“Objectively reasonable, necessary and proportionate”: Rarely have a set of words sounded so plain yet proved so inadequate in addressing what happened, and what went wrong, on a Humboldt Park street corner on March 21.
The words in question come from the Chicago Police Department’s use-of-force policy. Officers may use deadly force to protect themselves, fellow cops or bystanders. They can use it to stop an attack, secure an arrest, control a subject or stop an escape.
That may sound completely rational, completely clear. But in the heat of the moment, all too often, those words just don’t work. A cop overreacts. Or a cop responds too late. Either way, lives can be lost as a result — police or public; bullets don’t care.
One such life belonged to Dexter Reed. The unnamed officer Reed shot could easily have died, too.
A report by the Civilian Office of Police Accountability, backed by horrifying video, shows how fast such incidents can move.
Five cops, working undercover in an unmarked SUV, approached Reed’s parked SUV, according to the COPA report and the videotapes the agency released. Reed rolled down his window, then rolled it back up. The cops ordered Reed to unlock his car doors. He did not comply. Reed shot his gun; cops returned fire.
Ninety-six rounds they shot, according to COPA, as Reed apparently dropped his weapon, exited his car, moved toward the rear bumper and crumpled to the ground. Three of the officers reloaded during the encounter.
The city is just beginning to reckon with what we’ve witnessed courtesy of the videos COPA released. And part of that must be a search for reasons why such senseless violence continues when the full force of government — not to mention the unanswered prayers of the community — is seeking to stop the bloodshed.
A court-mandated police consent decree was designed to prevent disasters such as this. Put into effect in 2019, a response to the 2014 murder of Laquan McDonald by police Officer Jason Van Dyke, the decree seeks to impose training, apply de-escalation techniques and secure other reforms within the CPD.
But the court-appointed monitor, Maggie Hickey, in a report last November found that the CPD had complied with only 6% of its requirements in the 236-page decree — five years after implementation began. The department is so far behind that the deadline for full compliance has been extended.

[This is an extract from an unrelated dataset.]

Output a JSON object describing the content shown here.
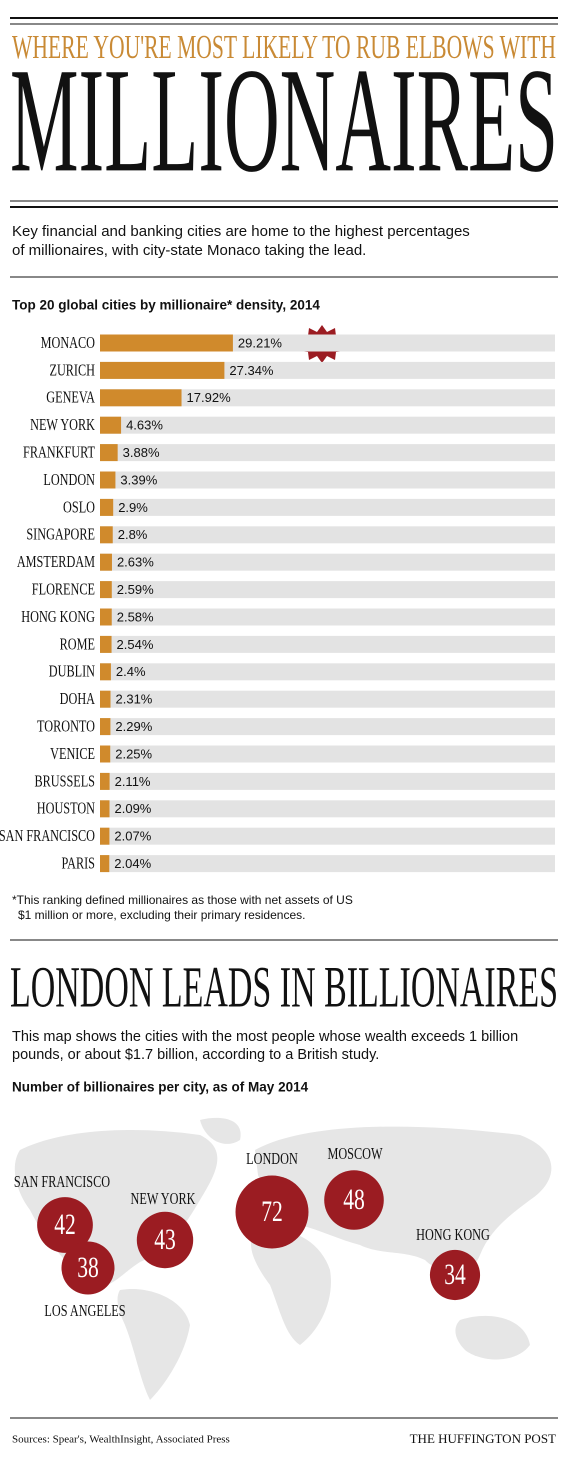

Chicago’s police superintendent, Larry Snelling, seemed suited to bring the CPD into compliance when Mayor Brandon Johnson appointed him last summer. Snelling had worked at the police training academy, was an advocate for de-escalation and had an up-from-the-CPD-ranks resume that on paper could win rank-and-file support for the cultural changes needed to effectively implement the decree.
Yet CPD is proving stubbornly resistant to reform. And it’s no wonder, with leaders like John Catanzara, president of the Fraternal Order of Police, obstructing progress wherever they can.
In a video posted to YouTube after COPA released its report, Catanzara said the officers who initiated contact with Reed “responded heroically” once one of them was shot. He attacked the head of COPA, Andrea Kersten, calling her corrupt because she released police-cam videos without COPA yet interviewing the officers involved.
Johnson had a simple answer for such criticism. Attempts at delaying release of such videos “are mistakes of the past,” he said at a press conference following release of COPA’s report. This was a clear reference to Rahm Emanuel, who delayed release of the McDonald murder until after Emanuel’s 2015 mayoral reelection was safely won.
Mayor Johnson, in this delicate moment, responded in a measured way. He expressed compassion for Reed’s family, concern for the cop who was shot and conviction to make the city safer.
What Johnson did not say, and what the city needs to hear, is that the failure to urgently adopt the changes required under the consent decree can no longer be tolerated. This means Superintendent Snelling, who was not present at the press conference — the reason not yet fully explained — needs to begin showing results, and fast.
It may be Snelling’s job to make reform happen, but it’s Johnson’s responsibility to make sure this job gets done. They can both start by holding the cops in the Reed traffic stop responsible if their actions were not by the book, a determination COPA’s continuing investigation ultimately will make.
Mayor now for nearly a year, Johnson owns this incident and any breakdown in police discipline it may represent. Surely the mayor must know voters will hold him accountable, just as they rejected Mayor Lori Lightfoot in part for the failures of her police superintendent, David Brown; just as the public repudiated Emanuel for his gamesmanship with the Laquan McDonald video.
Johnson selected Snelling, in part, because of Snelling’s background in training and reputation as a cop’s cop. Now is the time for the chief to show he’s the kind of cop’s cop who can get other cops to do what’s right.
The consent decree lays out the work ahead. Paraphrasing the use-of-force policy here: Now is the time for Johnson and Snelling to show leadership that is objective, reasonable, necessary and proportionate to the continuing crisis in Chicago policing.
There may be nothing more important to our city, and to Johnson’s term as mayor, than securing urgent, measurable progress on police reform.
David Greising is president and CEO of the Better Government Association.